“The consent of the governed.” These five pivotal words in the Declaration of Independence contain the very core of how American government functions. They also provide the raison d’etre for those who make a living out of determining just what those being governed are willing to consent to: pollsters like Brock McCleary of Harrisburg-based Harper Polling.

McCleary, a Pennsylvania native, started his company in the wake of the 2012 election – he was the polling director of the National Republican Congressional Committee – leaving Washington, D.C., for the state capital. He has positioned Harper Polling to be the Republican version of Public Policy Polling, right down to its extensive use of the Interactive Voice Response automated survey technique, which has allowed him to reach many more households at a fraction of the cost of traditional live polling.

The move has a certain symmetry to it. In addition to Pennsylvania being McCleary’s home state, the first recorded instance of a public poll in the United States – a straw poll between Andrew Jackson and John Quincy Adams during the 1824 presidential race – was conducted by the Harrisburg Pennsylvaniannewspaper.

McCleary took some time off from crunching data to talk about what drew him to the polling profession, where it’s headed, and what and who he’ll be watching in the state’s primary on April 26.


C&S: When and how did you first get interested in politics?
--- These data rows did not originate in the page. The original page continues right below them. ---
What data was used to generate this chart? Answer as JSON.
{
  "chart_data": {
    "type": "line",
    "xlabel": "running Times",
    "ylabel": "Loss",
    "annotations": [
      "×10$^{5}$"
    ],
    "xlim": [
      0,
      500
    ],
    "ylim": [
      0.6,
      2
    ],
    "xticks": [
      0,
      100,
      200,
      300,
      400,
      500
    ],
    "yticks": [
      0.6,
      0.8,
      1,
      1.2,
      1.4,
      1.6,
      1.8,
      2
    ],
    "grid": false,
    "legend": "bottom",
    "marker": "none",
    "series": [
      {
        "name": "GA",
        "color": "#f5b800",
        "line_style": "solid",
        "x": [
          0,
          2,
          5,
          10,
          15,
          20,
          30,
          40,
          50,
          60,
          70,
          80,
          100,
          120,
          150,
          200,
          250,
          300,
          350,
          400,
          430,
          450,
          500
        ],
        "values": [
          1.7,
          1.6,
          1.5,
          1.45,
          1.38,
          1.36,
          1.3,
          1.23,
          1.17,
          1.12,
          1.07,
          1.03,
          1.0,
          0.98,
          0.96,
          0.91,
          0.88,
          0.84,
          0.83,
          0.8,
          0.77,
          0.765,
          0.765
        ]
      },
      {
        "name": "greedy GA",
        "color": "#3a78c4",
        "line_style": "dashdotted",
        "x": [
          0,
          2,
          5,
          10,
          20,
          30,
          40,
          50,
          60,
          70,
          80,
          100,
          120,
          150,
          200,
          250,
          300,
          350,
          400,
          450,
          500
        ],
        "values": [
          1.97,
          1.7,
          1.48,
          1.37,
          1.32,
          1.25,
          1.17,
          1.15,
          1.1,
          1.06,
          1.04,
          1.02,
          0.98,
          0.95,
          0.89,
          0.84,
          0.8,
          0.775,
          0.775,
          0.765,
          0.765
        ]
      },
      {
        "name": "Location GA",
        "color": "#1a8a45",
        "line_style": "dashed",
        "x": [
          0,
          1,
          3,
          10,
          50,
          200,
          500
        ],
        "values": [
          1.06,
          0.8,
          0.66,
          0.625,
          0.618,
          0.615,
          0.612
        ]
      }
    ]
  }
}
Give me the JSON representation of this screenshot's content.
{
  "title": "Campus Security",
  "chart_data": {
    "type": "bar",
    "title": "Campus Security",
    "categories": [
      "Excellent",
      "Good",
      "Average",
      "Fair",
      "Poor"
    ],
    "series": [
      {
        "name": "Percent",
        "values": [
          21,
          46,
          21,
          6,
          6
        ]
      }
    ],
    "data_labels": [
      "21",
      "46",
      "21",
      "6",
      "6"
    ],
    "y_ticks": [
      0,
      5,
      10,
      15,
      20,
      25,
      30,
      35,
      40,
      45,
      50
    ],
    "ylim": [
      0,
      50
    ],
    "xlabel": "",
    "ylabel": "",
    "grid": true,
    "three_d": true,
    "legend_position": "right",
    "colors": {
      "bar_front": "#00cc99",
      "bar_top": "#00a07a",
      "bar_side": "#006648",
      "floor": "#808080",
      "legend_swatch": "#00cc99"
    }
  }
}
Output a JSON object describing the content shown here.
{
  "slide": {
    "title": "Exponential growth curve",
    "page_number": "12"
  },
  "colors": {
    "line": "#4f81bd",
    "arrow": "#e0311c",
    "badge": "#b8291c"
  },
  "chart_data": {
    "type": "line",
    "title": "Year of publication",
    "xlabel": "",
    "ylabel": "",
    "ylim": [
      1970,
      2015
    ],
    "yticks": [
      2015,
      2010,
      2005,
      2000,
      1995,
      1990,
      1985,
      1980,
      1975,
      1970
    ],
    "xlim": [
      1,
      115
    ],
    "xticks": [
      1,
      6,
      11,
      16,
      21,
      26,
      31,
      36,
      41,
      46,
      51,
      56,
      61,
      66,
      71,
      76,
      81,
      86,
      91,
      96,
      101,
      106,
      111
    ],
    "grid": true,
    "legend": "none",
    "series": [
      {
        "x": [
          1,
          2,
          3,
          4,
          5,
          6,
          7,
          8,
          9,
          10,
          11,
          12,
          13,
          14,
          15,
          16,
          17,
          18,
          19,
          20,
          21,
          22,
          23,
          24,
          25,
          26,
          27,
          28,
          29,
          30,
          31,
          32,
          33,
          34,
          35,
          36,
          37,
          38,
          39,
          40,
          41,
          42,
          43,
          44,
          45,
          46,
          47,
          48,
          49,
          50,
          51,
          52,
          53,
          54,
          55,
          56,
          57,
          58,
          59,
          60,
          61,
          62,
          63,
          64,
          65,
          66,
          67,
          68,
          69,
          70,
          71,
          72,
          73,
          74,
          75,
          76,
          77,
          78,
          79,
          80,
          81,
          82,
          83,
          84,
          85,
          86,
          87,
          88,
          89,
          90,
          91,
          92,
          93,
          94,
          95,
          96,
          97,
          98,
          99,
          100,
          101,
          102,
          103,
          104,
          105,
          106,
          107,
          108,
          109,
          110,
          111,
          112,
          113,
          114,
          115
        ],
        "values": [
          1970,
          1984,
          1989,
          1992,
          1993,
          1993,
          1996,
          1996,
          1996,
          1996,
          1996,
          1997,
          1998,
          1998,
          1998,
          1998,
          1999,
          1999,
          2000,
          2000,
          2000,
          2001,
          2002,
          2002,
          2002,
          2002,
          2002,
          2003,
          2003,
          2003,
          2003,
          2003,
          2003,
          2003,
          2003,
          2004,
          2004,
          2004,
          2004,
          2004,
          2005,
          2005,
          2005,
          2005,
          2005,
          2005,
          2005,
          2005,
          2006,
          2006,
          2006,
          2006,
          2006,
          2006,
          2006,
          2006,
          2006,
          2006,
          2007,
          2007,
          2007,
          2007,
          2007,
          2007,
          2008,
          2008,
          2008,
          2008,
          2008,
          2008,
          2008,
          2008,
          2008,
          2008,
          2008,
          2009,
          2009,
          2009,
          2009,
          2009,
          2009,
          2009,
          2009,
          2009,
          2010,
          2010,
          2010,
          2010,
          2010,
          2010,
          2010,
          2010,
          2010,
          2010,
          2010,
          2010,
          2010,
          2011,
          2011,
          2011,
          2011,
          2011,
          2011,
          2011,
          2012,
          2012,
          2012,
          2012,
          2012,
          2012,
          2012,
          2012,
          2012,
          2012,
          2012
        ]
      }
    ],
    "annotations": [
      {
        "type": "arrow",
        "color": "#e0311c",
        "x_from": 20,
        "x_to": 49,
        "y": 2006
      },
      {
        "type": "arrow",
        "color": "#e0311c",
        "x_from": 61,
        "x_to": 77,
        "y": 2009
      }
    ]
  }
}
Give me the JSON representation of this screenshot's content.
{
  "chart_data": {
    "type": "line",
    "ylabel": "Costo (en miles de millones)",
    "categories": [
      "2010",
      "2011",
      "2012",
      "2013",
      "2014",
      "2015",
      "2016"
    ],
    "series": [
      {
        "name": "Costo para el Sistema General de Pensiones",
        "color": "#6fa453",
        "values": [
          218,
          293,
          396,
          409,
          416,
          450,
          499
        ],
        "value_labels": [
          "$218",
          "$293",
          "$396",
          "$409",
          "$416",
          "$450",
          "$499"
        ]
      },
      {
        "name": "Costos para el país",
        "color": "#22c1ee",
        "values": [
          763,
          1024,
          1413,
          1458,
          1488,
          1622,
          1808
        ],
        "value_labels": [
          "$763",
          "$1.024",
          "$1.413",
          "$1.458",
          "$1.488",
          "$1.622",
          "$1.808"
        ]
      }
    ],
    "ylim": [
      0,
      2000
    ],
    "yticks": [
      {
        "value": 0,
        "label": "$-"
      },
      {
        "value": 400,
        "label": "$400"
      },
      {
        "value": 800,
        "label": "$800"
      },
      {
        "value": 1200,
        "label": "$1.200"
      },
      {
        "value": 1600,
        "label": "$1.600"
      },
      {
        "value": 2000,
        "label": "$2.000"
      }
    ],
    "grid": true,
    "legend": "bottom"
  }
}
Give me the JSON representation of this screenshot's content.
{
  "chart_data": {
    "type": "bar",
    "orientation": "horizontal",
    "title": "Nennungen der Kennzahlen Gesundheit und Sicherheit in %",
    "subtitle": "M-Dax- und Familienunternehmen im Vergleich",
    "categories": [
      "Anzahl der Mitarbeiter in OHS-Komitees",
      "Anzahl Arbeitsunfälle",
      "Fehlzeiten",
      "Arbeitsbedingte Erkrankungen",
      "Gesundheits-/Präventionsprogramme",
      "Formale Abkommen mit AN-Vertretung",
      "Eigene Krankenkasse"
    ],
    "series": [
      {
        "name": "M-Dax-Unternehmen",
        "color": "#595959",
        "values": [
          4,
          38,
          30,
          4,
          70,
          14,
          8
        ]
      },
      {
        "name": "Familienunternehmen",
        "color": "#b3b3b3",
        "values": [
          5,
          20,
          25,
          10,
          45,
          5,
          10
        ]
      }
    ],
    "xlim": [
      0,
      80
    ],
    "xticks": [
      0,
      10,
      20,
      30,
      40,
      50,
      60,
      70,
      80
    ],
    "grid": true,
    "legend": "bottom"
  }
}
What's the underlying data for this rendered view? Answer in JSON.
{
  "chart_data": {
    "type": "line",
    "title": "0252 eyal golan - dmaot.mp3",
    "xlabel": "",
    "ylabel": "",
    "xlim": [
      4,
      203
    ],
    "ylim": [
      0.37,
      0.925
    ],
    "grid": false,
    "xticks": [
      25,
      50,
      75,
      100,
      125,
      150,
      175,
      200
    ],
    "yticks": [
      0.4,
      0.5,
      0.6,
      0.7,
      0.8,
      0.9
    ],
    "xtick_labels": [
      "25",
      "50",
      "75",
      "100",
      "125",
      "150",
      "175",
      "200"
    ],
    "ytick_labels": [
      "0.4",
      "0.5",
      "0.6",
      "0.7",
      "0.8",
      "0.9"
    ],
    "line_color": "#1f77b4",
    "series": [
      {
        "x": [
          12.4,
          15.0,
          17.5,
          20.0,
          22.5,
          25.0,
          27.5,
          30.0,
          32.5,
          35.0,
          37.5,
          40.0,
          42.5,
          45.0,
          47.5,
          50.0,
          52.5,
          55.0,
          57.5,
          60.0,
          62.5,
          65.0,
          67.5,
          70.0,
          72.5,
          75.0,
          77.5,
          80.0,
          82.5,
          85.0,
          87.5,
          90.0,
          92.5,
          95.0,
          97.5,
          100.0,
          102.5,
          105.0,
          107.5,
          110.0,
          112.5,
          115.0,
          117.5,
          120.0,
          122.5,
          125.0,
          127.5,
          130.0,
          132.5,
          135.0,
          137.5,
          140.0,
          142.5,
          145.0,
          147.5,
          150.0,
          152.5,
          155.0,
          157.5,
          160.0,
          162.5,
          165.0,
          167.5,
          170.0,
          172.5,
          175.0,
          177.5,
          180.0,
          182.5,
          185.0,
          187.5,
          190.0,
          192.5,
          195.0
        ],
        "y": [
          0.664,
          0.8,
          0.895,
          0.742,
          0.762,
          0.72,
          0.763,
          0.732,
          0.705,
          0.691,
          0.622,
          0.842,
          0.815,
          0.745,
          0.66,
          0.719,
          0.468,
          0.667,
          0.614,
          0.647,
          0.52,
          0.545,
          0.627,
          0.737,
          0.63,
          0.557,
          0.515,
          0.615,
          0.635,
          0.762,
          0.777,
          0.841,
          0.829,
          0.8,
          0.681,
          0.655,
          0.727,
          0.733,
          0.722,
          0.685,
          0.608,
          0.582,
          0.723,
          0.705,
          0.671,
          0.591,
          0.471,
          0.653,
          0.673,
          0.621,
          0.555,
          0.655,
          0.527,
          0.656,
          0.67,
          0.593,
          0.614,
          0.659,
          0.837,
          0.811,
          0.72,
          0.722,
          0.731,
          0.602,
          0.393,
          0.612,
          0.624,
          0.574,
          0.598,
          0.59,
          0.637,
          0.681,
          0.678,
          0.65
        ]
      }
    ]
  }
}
BM: I was about 12 years old; it was 1988, and Dick Gephardt was running for president. We had Gephardt volunteers working out of our house. I guess I was enlisted in the campaign – I got interested, attended some political events and caught the bug. The Kennedys became a fascination thereafter – Democratic politicians got me interested at the outset. People will tell you partisanship is not one of my best traits.


C&S: Why focus on polling?

BM: This was what I wanted to do; I’ve spent a lifetime building experience, and this was how I wanted to apply it. I’m fascinated by the ability of polling to make the unexplainable logical in politics. I’m less interested in outcomes than I am in why things happen. The ability to take the data and communicate it in a way that works with the flow of the campaign – a lot of the people who are in politics but don’t have a lot of experience with polling don’t understand the way the data fits the context and the flow of the campaign. The ability to interpret that in a real-world way – there is no higher skill than the ability to communicate what you find.


C&S: Could you elaborate on some of the changes the industry has gone through in recent years?

BM: It’s getting harder for many folks out there – the cost of polling is going up. Everyone is dealing with the declining connectivity on landlines and looking to bring in more sampling from mobile phones, doing a lot of online polling. If you look to the future – 10, 20 years from now – we’re going to be collecting data from several different methods, commonly referred to now as mixed mode – some of your landline samples from automated phones, some cell phone responses from live callers, some email responses to collect responses online.


C&S: What is one misconception about polling you wish you could clear up for people?

BM: Probably that it is rare that the number you see on the topline poll is the exact number – there is a margin of error built into every poll. I say that reluctantly, because we have a pretty good history in the last four years of getting polls correct right to the number. For people who are really using polling, and making important spending decisions, whether in marketing or campaigns, it is really about understanding the data. You can have a topline number where you’re in the lead by 5 points, but I can look at the crosstabs and tell that your goose is cooked because fundamentally, the right demographics are not there for you to win that race.


C&S: Which races are you watching in the Pennsylvania primary?

BM: There are none bigger than the race here for the Senate. There is not a tremendous chance the Republicans can hold the majority in the U.S. Senate without winning in Pennsylvania. In 2010, Toomey won by 2 points while Republicans were gaining 63 seats in the House and Tom Corbett was winning by 10 percent, so to me, everyone has understood he has a really tough challenge. The interesting thing is the primary – no one can quite figure out who would be the best Democrat to win. The maverick image they have created for Sestak – were he to win the primary, he would only be emboldened and strengthened for the general election.


C&S: What intrigues you about the presidential campaign?

BM: It’s unclear who will prevail at the convention for the Republicans. Despite the untold story of how well Sanders is doing here and just how much of the Democratic electorate is soundly rejecting Clinton, she is likely to be the nominee. What I see in the data is that a Trump-Clinton matchup has the potential to truly realign the coalitions in the electorate and frankly, I think that is to the benefit of American politics. I’m not rooting for outcomes in any way, but I am interested in seeing a little bit of realignment in American politics – and Trump-Clinton would really have the chance to do that. It has the potential to be a “TMZ” election in a world that has only been used to the “Today Show.” And it is a chance to get a lot of people out to the polls – participation is good.